El Zahorí

Chabola

Behind our house the land rises quickly into the Sierra de Peñas Blancas, an east-to-west ridge of exposed rocky outcrops. Clambering up there during the height of summer would be, at best, uncomfortable – there’s no shade at all – but with the onset of more autumnal weather I decide to take a short hike up the stony track that winds through the gorse and scrub to reacquaint myself with the rugged landscape up there.

It’s hard to imagine how anybody could make any use of this wilderness, but some hardy souls eke out a living of sorts, grazing sheep or goats. The occasional square sign denoting a particular tract as coto deportivo de caza (hunting land) serves to remind me that anybody else I run into up here may well be armed. I congratulate myself on having worn a bright colour.

On first moving here, some six years or so ago, I was at first puzzled by a knee-high ring of mud-jointed stones half hidden by weeds at the furthest extreme of our newly-acquired property. The explanation lies a little way along this mountain track. Faced with the rugged conditions up in the mountains, each pastor, or shepherd, would construct a rough shelter to give him some rude home comforts (or at least a roof) while up there tending to his animals. While most of these shelters have met the same fate as the example I have at home, many others are still in use, including the one that now appears beyond the dry stone wall that borders the camino.

A sudden “Ay, buenas tardes, Felipe” makes me start a little. The round stone refuge beside the mountain track belongs to our neighbour D, a middle-aged pastor whose sheep can just be heard higher up the slope by the hollow clank of their bells. The shape of the shelter should come as no surprise, as everything about D has a certain stocky roundness to it; the pork pie hat, the round face with ever-present smile, and the slightly rotund, though not unfit, bearing. His elderly Range Rover is perched at a precarious-looking angle among the bracken on the uphill side of the track. D is doing something industrious with a pocket knife and a roll of twine, while his faithful and flabby mastín looks on approvingly.
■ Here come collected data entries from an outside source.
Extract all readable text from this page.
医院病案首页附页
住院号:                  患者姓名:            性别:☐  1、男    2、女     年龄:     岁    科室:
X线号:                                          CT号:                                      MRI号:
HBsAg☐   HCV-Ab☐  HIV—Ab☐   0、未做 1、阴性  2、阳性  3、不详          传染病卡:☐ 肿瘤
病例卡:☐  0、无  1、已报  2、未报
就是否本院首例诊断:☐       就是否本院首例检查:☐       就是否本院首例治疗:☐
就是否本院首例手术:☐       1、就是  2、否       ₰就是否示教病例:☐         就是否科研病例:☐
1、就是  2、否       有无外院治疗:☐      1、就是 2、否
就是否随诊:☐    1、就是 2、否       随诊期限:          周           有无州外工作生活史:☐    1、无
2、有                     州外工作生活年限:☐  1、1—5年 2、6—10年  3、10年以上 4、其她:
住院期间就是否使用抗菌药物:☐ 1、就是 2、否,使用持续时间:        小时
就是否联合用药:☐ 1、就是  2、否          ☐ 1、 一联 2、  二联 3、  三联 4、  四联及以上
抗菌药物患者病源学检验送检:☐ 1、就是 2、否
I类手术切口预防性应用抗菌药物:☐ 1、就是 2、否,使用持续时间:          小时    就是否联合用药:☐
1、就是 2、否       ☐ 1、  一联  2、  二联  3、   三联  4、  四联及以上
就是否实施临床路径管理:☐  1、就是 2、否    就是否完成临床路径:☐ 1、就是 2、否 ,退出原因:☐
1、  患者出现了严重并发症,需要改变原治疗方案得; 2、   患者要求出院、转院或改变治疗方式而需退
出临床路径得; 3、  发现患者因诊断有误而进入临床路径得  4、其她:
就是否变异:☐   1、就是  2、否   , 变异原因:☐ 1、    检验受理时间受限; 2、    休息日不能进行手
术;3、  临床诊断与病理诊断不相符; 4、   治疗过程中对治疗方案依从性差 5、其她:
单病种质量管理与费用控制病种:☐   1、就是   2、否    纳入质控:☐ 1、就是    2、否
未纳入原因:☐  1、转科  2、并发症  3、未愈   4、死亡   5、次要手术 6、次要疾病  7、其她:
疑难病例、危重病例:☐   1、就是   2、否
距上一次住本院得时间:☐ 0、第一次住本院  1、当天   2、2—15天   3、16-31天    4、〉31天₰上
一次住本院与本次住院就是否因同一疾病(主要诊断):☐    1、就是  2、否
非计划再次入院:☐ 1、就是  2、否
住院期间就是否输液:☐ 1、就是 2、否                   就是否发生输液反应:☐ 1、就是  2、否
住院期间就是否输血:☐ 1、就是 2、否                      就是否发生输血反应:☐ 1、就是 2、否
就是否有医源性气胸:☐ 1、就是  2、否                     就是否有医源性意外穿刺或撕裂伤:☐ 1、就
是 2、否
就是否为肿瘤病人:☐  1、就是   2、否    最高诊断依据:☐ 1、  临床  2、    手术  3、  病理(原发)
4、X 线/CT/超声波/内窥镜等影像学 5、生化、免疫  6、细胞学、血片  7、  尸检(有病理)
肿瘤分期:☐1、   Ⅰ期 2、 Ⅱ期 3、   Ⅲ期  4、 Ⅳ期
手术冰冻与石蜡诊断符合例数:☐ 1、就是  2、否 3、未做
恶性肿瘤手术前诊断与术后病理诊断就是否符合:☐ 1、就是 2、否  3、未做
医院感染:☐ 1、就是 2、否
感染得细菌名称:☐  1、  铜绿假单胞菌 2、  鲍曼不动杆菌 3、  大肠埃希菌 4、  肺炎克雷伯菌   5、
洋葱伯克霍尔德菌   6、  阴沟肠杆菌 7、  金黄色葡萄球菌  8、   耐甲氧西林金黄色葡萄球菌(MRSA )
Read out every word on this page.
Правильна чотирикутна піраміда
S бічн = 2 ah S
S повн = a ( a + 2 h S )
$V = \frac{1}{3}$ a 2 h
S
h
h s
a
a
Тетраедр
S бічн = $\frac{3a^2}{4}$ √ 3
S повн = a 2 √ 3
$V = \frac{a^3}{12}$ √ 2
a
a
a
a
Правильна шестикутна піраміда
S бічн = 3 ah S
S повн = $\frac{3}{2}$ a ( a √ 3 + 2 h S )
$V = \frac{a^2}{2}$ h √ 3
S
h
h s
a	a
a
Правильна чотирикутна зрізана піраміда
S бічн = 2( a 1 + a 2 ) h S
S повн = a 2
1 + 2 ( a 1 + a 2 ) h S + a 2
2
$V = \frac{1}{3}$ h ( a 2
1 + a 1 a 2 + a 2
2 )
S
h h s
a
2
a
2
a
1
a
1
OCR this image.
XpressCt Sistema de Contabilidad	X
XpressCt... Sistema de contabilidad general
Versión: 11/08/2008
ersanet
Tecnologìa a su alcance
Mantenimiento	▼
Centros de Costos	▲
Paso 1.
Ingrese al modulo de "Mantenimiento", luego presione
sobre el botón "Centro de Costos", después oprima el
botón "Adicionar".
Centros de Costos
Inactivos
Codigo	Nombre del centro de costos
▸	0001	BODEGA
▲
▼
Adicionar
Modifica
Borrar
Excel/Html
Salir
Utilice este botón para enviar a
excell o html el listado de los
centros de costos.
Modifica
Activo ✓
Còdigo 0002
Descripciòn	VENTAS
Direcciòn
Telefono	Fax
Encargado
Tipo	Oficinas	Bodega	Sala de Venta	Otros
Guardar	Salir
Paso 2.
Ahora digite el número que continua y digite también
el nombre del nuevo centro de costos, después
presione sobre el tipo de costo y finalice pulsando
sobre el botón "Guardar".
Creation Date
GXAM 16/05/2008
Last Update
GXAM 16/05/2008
I greet him and offer some jokey congratulation on his having chosen a British car for this harsh terrain. He explains that he bought it new, now nearly thirty years ago. It must have been quite an event in the village back then, a new and imported vehicle like this, I comment. “I had some good fortune” he says enigmatically, with a twinkle of the eye. I wait for more, but the twinkle is all I’m going to get.

A fading poster in the car’s rear window promotes his other role within the local community; D is, as well as a shepherd, a zahorí, or water diviner. In most of the developed world, technology has erased this activity from the social scene, or at least reduced it to some form of sideshow curiosity. Here in rural Spain, though, the role still carries some credibility, and it’s quite usual to see a zahorí present when the big drilling rigs arrive at somebody’s farm or finca to sink a new sondeo.

The trick, he explains to me, is to find the place where two underground currents converge. That, apparently, is the place to drill your well. D is proud to show off the tools of his trade; two L-shaped copper rods that are held out forwards, and change their direction, he claims, depending on the directions of subterranean fracture lines; a pendulum on a fine chain; sharpened lengths of olive wood whose purpose he enthusiastically explains without my managing to grasp it.

“Being a zahorí is not something you can learn,” he explains, “it’s in you or it isn’t. It’s in the blood – my father was a zahorí, I inherited the skill from him.” He goes on to relate how he and his fellows do not officially charge for this work, but that it’s customary for the grateful owner of a productive new borehole to recompense them with a little cash handout.

As a one-time scientist and all-time skeptic I want to challenge all of this – the wholly anecdotal or empirical evidence, the lack of a proper experimental control, the entire pseudo-science vibe of his so-called radiestesia. But I’m somehow beyond that. D is not trying to convince me of anything – that my life choices are going to destroy the world, that I need to find a path to salvation, that technology is the root of some unseen evil, or that I need to cultivate an invisible friend. Frankly, he doesn’t care whether I believe this crap or not. He’s happy with what he does, and he has enough convinced clients to keep the tradition alive and make enough for a few extra copas every now and again. Maybe, in the end, that’s the skill that he inherited so successfully from his father.

I could challenge him with this, I suppose, but I know I wouldn’t receive any useful sort of answer. Just his usual smile and that twinkle of the eye.

4 thoughts on “El Zahorí

  1. I enjoyed the read…never met one of these guys..sounds fun.Love to see him in action.The old ways are the best and probably led to much less abuse of water as they probably only found it once in a while! Nowadays.technology has meant overdrilling and extraction leading to all kinds of crazy lack of water situations throughout rural Spain eg the almost total disappearance of the Tablas de Daimiel.

  2. There is a certain frisson walking among the cotos de caza, isn’t there. hearing shots ring out around me when walking in the hills near here certainly put a string in my step. I enjoyed this and zahorí is a wonderful word!

    • I used to think the shots were happening way up in the hills, but then I found spent cartridges just a hundred yards or so from home. Keep my head down since then.